Our study provides novel information regarding qualitative and quantitative topographic changes in a large sample size of patients with DED. Furthermore, we characterized a real-life, outpatient setting population, which contributes to our daily practice. We also used an equipment with high axial resolution, which does not include the tear film in the epithelial thickness measurement, therefore improving reproducibility. It should be noted that only exams with high quality were included, with the final values reflecting an average of several measurements.

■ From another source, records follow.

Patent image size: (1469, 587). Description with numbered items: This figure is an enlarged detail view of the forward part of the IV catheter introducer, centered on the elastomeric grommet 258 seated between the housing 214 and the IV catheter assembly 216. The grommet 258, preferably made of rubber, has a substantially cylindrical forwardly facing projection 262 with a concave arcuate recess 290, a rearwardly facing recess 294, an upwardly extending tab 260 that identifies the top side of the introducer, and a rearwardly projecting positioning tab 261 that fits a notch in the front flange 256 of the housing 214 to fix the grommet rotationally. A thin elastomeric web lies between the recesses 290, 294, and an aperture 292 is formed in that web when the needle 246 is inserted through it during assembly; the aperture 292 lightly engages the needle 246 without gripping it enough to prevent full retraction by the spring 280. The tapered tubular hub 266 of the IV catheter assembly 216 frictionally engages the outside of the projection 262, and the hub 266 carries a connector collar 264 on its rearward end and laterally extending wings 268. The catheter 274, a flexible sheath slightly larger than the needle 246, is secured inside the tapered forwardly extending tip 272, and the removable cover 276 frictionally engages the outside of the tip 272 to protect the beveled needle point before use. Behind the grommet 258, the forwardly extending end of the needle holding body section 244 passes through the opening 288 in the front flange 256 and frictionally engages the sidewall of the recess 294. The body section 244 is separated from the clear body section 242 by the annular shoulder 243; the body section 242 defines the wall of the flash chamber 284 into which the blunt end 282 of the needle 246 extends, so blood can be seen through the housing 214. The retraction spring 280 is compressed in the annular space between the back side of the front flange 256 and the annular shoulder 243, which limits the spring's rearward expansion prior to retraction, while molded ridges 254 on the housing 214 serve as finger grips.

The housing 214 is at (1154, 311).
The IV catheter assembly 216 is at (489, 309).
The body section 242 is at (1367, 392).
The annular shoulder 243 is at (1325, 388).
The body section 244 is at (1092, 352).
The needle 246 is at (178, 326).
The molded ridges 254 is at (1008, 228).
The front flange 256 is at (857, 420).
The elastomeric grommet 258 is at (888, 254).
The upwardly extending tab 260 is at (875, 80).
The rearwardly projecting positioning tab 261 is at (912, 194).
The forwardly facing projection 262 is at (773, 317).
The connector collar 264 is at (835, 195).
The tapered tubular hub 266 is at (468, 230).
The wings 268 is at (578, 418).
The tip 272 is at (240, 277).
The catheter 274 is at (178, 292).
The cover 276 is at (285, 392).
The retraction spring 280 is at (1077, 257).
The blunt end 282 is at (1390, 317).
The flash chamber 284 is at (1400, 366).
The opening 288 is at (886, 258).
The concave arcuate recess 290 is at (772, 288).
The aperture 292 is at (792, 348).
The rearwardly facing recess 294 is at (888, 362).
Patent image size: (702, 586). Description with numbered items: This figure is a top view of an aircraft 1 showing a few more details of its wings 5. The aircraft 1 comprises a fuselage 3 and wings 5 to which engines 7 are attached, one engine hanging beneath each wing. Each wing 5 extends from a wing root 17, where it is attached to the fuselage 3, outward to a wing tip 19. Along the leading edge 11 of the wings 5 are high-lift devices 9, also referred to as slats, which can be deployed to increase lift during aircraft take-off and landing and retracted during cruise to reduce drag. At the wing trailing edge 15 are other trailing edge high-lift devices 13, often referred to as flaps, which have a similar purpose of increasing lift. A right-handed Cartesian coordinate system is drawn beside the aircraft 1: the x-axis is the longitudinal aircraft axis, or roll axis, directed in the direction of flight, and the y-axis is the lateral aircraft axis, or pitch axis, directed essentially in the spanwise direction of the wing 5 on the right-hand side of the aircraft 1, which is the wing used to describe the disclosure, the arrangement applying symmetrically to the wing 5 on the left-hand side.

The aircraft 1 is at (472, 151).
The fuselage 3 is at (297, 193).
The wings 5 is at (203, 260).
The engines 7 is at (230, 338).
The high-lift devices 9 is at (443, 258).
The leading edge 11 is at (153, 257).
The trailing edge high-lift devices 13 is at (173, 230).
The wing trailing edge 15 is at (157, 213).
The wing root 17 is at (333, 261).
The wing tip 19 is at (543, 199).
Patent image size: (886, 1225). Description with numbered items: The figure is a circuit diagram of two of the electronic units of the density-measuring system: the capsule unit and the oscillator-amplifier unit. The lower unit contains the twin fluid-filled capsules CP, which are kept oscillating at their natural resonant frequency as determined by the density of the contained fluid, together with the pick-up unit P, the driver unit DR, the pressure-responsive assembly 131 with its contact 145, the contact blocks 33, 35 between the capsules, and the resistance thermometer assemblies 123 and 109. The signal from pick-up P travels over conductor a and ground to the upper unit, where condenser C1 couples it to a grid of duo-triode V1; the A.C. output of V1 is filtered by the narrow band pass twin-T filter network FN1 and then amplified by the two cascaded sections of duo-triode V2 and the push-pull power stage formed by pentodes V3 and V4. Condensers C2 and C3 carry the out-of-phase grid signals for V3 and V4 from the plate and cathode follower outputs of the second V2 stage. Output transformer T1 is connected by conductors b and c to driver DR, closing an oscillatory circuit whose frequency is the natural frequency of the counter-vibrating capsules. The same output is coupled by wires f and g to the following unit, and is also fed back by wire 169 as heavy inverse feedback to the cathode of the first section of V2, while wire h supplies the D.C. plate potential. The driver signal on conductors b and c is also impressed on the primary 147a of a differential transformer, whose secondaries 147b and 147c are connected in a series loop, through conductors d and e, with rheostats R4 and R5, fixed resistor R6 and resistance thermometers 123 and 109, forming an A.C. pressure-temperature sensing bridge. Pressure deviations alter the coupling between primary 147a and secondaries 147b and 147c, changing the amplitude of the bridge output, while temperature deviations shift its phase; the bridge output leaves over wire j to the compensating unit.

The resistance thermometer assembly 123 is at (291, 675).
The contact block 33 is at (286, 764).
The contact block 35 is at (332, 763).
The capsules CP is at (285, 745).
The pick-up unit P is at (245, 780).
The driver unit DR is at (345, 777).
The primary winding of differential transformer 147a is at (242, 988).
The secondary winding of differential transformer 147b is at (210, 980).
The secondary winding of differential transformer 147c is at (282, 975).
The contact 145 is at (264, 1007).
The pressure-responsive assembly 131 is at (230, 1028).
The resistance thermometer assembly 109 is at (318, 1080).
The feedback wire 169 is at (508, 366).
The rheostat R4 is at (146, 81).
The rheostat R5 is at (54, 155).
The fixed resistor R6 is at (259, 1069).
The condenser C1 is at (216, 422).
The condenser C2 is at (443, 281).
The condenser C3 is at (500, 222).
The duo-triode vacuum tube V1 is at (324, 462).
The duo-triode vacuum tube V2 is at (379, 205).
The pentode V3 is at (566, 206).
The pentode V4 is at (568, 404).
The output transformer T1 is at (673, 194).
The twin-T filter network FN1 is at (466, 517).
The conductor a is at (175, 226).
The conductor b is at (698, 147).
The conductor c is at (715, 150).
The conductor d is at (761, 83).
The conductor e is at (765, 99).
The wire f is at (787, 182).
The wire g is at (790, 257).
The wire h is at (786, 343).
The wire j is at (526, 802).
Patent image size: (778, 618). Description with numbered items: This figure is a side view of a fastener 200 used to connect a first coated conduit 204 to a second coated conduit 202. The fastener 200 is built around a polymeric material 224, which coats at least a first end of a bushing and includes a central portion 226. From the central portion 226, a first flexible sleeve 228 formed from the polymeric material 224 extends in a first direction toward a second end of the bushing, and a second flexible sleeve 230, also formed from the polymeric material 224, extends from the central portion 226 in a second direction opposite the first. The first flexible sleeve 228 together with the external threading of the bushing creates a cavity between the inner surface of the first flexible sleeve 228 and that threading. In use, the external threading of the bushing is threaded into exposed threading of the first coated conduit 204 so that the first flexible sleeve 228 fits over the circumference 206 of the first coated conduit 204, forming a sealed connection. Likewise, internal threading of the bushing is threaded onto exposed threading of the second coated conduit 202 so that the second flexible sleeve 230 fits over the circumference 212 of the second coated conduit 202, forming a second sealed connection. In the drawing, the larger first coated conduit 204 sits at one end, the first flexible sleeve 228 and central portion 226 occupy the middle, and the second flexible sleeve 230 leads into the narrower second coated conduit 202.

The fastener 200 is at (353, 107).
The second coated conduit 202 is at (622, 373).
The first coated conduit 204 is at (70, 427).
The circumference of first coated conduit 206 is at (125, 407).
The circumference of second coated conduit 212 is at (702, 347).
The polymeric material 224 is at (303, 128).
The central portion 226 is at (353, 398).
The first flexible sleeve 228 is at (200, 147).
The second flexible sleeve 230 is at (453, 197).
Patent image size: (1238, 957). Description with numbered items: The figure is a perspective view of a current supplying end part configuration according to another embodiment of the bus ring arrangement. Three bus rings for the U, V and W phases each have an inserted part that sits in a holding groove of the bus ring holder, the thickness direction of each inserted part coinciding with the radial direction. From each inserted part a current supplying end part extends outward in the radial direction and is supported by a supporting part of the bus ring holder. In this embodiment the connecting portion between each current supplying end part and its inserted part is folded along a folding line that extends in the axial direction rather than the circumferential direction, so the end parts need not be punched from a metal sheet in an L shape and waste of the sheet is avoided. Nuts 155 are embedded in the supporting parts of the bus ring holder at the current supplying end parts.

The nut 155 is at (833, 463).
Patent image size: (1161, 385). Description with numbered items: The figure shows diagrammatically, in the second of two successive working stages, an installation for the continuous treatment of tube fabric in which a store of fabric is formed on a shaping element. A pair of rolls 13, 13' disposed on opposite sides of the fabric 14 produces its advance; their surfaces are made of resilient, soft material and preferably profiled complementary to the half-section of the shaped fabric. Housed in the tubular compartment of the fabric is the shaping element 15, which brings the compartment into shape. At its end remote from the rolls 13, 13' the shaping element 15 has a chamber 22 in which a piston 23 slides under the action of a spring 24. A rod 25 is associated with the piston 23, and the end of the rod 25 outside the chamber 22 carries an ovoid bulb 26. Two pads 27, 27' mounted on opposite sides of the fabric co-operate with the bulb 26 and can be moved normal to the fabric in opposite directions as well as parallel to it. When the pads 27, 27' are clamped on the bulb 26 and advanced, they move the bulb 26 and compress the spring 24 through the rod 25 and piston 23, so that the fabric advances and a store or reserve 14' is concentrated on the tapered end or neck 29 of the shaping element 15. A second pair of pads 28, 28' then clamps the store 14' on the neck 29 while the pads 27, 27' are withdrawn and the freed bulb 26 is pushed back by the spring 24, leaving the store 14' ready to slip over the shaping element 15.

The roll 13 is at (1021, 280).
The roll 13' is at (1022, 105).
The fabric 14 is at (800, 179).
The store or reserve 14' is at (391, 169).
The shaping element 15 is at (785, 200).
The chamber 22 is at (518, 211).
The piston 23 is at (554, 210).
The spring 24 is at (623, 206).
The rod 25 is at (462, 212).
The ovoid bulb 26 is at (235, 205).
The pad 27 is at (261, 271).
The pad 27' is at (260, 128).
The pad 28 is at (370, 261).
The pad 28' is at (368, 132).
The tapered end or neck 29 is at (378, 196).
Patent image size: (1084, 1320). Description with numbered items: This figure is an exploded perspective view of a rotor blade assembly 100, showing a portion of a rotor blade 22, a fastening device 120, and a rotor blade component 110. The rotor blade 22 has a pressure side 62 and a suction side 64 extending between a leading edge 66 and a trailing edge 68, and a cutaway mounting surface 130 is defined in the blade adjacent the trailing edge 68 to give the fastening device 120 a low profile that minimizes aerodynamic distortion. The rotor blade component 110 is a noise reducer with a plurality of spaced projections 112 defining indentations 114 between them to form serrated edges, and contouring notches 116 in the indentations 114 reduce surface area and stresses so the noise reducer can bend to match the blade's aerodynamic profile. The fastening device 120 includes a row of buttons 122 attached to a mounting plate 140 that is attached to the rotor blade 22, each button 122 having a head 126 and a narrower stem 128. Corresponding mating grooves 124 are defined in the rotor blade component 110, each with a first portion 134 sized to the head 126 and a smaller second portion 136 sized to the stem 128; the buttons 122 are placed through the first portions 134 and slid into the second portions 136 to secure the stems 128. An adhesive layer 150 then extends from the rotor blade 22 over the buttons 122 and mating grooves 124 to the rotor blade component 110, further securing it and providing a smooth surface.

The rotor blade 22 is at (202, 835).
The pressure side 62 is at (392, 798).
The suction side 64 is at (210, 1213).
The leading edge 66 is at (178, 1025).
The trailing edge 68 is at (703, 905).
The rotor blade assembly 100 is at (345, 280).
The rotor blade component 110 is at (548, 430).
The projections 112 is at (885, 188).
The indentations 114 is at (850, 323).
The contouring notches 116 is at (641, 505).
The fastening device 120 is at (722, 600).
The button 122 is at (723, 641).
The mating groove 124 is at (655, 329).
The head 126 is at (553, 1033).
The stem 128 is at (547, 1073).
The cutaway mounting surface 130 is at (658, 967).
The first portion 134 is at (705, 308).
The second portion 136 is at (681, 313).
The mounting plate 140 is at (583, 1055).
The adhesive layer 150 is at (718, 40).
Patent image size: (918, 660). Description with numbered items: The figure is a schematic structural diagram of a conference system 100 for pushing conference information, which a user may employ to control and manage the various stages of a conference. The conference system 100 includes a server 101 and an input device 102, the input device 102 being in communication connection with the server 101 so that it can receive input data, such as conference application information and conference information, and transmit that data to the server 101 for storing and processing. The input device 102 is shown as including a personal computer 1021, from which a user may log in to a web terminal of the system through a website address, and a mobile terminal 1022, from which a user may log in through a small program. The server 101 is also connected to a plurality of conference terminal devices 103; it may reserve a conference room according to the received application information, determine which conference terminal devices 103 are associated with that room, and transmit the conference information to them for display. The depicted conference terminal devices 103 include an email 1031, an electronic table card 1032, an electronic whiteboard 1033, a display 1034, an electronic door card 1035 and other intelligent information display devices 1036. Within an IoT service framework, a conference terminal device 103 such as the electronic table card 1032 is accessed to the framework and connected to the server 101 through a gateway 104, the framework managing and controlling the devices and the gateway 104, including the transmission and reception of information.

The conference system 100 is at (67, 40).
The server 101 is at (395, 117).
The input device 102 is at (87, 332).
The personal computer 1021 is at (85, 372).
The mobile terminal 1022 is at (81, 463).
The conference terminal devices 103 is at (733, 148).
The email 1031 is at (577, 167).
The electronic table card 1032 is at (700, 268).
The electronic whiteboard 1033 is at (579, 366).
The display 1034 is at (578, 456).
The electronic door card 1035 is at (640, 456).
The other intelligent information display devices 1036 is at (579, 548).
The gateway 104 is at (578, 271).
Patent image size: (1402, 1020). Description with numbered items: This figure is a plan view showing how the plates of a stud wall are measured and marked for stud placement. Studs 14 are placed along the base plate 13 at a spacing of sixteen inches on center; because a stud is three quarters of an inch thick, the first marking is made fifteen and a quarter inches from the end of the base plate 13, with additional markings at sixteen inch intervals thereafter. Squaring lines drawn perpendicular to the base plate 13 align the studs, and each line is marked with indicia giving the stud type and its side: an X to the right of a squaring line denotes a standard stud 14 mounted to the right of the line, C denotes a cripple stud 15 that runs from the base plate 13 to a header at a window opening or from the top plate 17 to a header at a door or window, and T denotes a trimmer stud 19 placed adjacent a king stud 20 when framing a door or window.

Despite its strengths, our study has some limitations. Firstly, it is a cross-sectional study, with the inherent disadvantages of its methodology. Secondly, all our patients were being followed for DED, and some had been submitted to different treatment modalities; thus, these groups may not have been perfectly matched regarding previous treatments for DED. Therefore, this may induce some bias when comparing these results. The inclusion of different stages and causes of DED may bias these results, which may also explain why some authors could not find a significant association between CET and DED.9,23,24 Thirdly, our control group included eyes with mild disease, which cannot be generalized to healthy eyes, since it may already show some structural changes. Finally, we were conditioned by the inherent limitations of the software, and therefore could not evaluate different areas (ie, temporal and nasal regions), which may add valuable information regarding topographic variability.
Conclusion
Dry-Eye Disease is a global pathology with dissimilarities between subjective and objective findings. We showed that corneal epithelium seems to be thicker and positively correlated with dry-eye symptom severity. Besides, symptom severity seems to be associated with epithelial irregularity, which may translate a disruption between cellular proliferation and apoptosis. In this regard, epithelial and stromal mapping by SS-OCT may be an important diagnostic tool in the detection of morphological changes associated with DED. To the best of our knowledge, this is the first work to report corneal stromal thinning in patients with DED.
In the future, deep learning analysis of big data and artificial intelligence may develop algorithms to characterize these patterns and introduce novel information.
Disclosure
There are no conflicts of interest in this paper. No specific funding was received from any agency in the public, commercial, or not-for-profit sectors.